Questions for Your Doctor
IRDs are rare, and they can be complex to manage and treat. It's good to have as much information as you can about your condition. Take a list of questions like these to ask your doctor:
- What kind of vision loss could I have?
- How quickly might I lose sight?
- Can you treat my condition?
- What treatments are available?
- What lifestyle changes can help me protect my vision
- For what symptoms should I call you?
- What low-vision aids might help me?
Right now, no treatment or cure exists for most forms of IRD. But there are ways to slow vision loss and preserve your sight for as long as possible.
In some studies, high doses of vitamin A slowed certain types of retinitis pigmentosa. But high-dose vitamin A isn't safe for people with Stargardt disease and other retinal diseases, because it can cause even more damage. Check with your doctor before you take any supplement to treat IRD.
You can wear glasses for minor vision problems like farsightedness, nearsightedness, or astigmatism. Glasses won't totally restore your sight, but they could help you see better.

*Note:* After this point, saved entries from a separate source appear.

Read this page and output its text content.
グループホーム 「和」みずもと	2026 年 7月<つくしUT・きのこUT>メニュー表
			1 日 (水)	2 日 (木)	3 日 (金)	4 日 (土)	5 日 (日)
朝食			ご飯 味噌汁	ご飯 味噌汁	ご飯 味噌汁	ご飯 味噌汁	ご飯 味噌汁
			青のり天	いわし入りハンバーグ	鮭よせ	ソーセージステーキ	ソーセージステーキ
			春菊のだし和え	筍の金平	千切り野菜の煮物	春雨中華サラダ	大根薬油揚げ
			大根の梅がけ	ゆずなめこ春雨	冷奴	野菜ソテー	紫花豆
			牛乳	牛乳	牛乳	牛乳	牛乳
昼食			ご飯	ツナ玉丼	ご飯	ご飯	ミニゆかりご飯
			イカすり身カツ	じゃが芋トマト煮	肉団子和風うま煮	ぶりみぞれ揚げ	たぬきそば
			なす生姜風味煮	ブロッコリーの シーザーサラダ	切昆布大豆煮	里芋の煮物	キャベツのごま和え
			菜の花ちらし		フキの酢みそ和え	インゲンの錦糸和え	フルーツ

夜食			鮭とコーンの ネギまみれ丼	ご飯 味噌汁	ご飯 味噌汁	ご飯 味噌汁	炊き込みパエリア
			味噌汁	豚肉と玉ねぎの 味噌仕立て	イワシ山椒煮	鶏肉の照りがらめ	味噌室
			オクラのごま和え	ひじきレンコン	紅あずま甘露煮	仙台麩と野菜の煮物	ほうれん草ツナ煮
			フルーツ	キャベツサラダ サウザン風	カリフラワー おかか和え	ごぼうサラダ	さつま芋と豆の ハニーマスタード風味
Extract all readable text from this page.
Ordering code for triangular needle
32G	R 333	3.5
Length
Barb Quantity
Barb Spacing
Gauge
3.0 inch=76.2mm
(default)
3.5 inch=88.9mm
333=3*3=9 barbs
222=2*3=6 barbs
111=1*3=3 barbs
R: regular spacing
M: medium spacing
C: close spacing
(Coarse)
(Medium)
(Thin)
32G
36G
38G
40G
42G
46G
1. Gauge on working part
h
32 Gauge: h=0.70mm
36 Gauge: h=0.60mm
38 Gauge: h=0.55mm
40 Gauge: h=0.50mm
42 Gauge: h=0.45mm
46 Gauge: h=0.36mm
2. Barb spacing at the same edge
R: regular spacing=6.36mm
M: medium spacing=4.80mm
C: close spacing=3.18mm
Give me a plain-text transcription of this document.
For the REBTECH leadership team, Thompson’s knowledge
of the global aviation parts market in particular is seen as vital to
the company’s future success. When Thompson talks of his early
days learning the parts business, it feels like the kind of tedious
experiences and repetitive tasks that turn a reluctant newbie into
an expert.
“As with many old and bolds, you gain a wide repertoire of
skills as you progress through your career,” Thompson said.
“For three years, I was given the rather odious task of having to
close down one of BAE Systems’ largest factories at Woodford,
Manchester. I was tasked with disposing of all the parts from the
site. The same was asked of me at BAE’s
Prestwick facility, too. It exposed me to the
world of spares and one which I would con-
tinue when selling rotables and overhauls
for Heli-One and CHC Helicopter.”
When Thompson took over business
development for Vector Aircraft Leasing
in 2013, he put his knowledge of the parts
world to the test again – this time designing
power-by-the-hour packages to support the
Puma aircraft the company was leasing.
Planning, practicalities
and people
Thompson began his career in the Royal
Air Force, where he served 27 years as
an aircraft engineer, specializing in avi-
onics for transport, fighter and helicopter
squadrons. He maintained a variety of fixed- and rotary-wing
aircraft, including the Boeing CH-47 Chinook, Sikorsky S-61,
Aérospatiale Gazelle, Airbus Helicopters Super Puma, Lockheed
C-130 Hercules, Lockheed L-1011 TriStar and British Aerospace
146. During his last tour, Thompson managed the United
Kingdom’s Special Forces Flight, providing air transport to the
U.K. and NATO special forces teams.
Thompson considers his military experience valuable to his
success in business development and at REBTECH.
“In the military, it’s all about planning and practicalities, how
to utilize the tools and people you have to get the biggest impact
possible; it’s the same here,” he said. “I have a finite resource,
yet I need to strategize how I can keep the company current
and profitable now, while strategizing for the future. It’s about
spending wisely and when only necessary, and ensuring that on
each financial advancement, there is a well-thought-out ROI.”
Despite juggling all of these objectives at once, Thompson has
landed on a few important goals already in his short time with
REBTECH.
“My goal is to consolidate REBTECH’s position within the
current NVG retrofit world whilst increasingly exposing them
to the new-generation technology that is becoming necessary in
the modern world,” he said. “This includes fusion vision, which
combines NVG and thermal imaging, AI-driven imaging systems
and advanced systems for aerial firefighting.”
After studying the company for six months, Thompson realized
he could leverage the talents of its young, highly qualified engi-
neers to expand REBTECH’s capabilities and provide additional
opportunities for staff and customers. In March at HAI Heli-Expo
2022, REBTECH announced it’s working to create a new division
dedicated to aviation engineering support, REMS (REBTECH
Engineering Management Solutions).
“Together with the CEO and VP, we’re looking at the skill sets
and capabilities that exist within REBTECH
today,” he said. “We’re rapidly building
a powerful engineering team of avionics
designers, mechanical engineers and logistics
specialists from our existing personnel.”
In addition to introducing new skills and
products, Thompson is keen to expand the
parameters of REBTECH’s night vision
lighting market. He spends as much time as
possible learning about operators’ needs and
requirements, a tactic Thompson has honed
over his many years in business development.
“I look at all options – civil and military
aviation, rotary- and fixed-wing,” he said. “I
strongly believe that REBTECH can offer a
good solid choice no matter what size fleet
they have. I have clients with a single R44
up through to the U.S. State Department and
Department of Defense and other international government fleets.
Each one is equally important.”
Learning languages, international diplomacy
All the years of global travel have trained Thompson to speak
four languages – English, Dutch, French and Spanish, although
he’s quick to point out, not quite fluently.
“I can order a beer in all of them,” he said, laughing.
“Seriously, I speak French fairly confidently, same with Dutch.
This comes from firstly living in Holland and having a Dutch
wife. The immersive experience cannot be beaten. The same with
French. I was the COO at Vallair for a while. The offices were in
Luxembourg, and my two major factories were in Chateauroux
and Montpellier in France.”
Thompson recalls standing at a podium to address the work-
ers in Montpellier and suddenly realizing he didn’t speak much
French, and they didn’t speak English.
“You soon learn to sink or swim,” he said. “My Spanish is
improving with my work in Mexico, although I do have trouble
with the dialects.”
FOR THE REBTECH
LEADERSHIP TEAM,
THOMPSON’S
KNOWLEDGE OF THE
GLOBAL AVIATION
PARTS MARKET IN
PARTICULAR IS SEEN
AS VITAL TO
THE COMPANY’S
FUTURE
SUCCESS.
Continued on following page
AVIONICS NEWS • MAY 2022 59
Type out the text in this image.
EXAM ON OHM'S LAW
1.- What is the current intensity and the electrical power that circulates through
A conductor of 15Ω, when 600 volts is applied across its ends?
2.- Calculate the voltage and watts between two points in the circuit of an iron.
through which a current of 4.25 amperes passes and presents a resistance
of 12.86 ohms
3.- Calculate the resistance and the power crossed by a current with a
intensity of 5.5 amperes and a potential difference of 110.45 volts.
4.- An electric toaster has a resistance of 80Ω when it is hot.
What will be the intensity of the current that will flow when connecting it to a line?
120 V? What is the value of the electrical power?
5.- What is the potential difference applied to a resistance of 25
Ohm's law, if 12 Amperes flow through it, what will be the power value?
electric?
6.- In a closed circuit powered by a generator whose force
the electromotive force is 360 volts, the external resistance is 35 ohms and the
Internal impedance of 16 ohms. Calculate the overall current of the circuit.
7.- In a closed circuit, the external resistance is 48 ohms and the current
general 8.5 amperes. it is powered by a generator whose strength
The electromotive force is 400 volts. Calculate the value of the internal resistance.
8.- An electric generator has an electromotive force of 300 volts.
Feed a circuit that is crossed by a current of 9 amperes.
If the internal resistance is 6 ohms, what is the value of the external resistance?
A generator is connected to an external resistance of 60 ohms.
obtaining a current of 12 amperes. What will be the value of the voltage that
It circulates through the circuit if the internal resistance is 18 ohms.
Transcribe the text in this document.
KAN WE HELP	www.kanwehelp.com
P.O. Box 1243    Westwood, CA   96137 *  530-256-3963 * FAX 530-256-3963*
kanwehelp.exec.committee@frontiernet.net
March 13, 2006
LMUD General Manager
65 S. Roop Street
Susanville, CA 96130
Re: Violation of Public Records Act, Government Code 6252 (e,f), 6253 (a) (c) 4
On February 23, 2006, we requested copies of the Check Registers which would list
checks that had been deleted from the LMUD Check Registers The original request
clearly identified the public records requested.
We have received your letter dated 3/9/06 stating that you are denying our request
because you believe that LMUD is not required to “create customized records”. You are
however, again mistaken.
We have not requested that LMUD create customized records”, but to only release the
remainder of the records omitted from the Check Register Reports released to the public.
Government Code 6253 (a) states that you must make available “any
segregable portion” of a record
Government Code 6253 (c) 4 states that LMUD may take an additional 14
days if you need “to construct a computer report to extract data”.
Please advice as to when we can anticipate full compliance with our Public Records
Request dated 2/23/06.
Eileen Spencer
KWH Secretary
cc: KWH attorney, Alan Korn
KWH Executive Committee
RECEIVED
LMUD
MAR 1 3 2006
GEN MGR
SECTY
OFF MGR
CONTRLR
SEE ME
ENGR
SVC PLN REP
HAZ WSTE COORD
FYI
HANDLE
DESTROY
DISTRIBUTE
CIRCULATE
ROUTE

Dark-tinted classes are best for light sensitivity. Lipofuscin absorbs blue light, and then forms substances called free radicals that damages rods and cones. If you have Stargardt disease, your doctor might suggest that you wear brown or amber sunglasses to filter out blue light.
The ARGUS II is the very first artificial retina. This implant can restore sight to some people who have lost vision from retinitis pigmentosa.
Researchers are learning more about the causes of these diseases every day. They're studying new treatments like gene therapy and stem cell therapy, which might one day slow or even cure IRDs. Taking part in a clinical trial can give you access to a new treatment before it's available to everyone else.
Voretigene neparvovec-rzyl (Luxturna) is a type of gene therapy that's already FDA-approved. It treats some people with retinal dystrophy caused by an RPE65 gene mutation. Luxturna sends a normal copy of the gene to cells in the retina to restore vision.
Taking Care of Yourself
Low-vision aids are tools that can help you make the most of the vision you still have. You might try:
- Magnifying lenses
- Computer programs that read printed words out loud
- Devices that increase light
- A cane or guide dog
Your eye doctor can do a low-vision assessment and recommend the tools that will help you most.
Wearing sunglasses helps protect your retina from ultraviolet (UV) light damage. It's also a good idea to avoid smoking, which can damage your retina even more.
Getting regular check-ups will help your doctor spot the signs of vision loss early and manage them.
What to Expect
All IRDs cause some type of vision loss, but the type and speed of that loss are different for each disease.
For example, retinitis pigmentosa is a very slow disease that lessens things like night and reading vision, but rarely leads to complete loss of sight. Achromatopsia mainly affects color vision. Choroideremia can lead to total blindness. Stargardt disease damages central vision, but some people lose that sight more quickly than others.
IRD can affect your life in many ways. Your eye doctor and other experts will offer tips and strategies to help you manage your condition.
A low-vision specialist can recommend tools to maintain your independence. And a social worker can connect you with resources in your area to help you adapt to vision loss.